A New York, ce sont les séducteurs qui mettent les nouvellistes en émoi : il n’est bruit en ce moment, dans la capitale de l’Union, que d’un nommé Kane, teneur de livres et poète, professions des plus antipathiques, dans lesquelles néanmoins Kane réussit également bien.

Tout en remplissant ses fonctions commerciales, Kane écrivit plus de cinq cents épitres en vers et en prose à une fort jolie personne qu’il parvint à séduire en lui promettant de l’épouser. A peine la jeune personne eut-elle cédé, que poète et amant disparurent. Il ne resta que le teneur de livres, lequel déclara nettement que la vie de garçon lui était trop agréable pour qu’il voulut y renoncer. 

Mais les tribunaux américains ne sont pas indulgents envers les séducteurs. La jeune fille porta plainte, et Kane fut condamné à un an de prison ou à épouser la plaignante.
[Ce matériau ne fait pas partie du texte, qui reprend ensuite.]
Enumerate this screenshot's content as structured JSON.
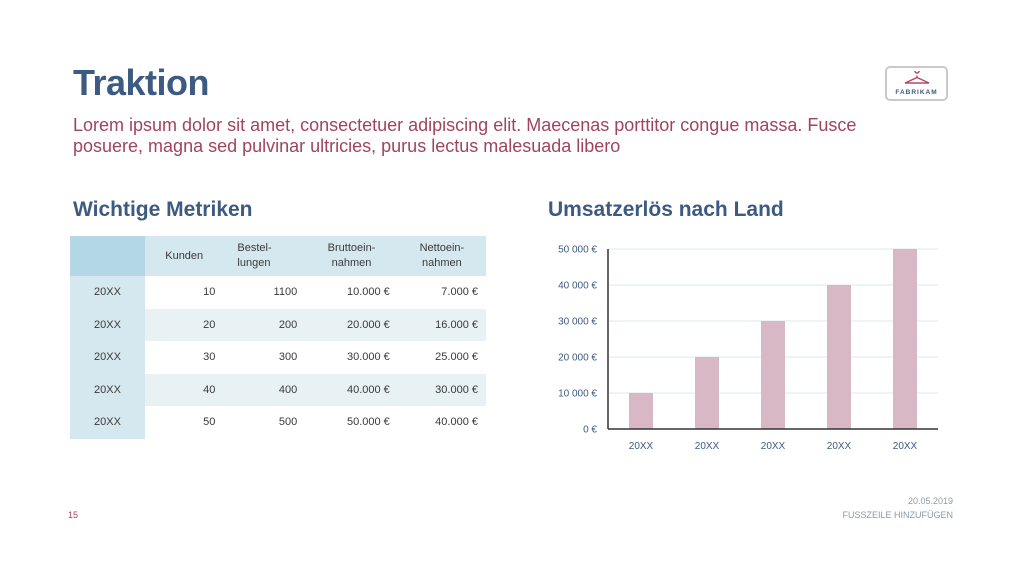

Joseph Kane, en entendant cet arrêt prononcé par lé président de la cour des sessions, dit fort tranquillement :

Messieurs, un an de prison,  c’est seulement douze mois d’esclavage; le mariage, c’est la détention à perpétuité. Je persiste plus que jamais dans mon refus.

Quelques applaudissements, des rires et de nombreux sifflets ont accueilli cette sortie anti-matrimoniale.

 » Le Siècle illustré. »  Paris, 1862.
Image d’illustration.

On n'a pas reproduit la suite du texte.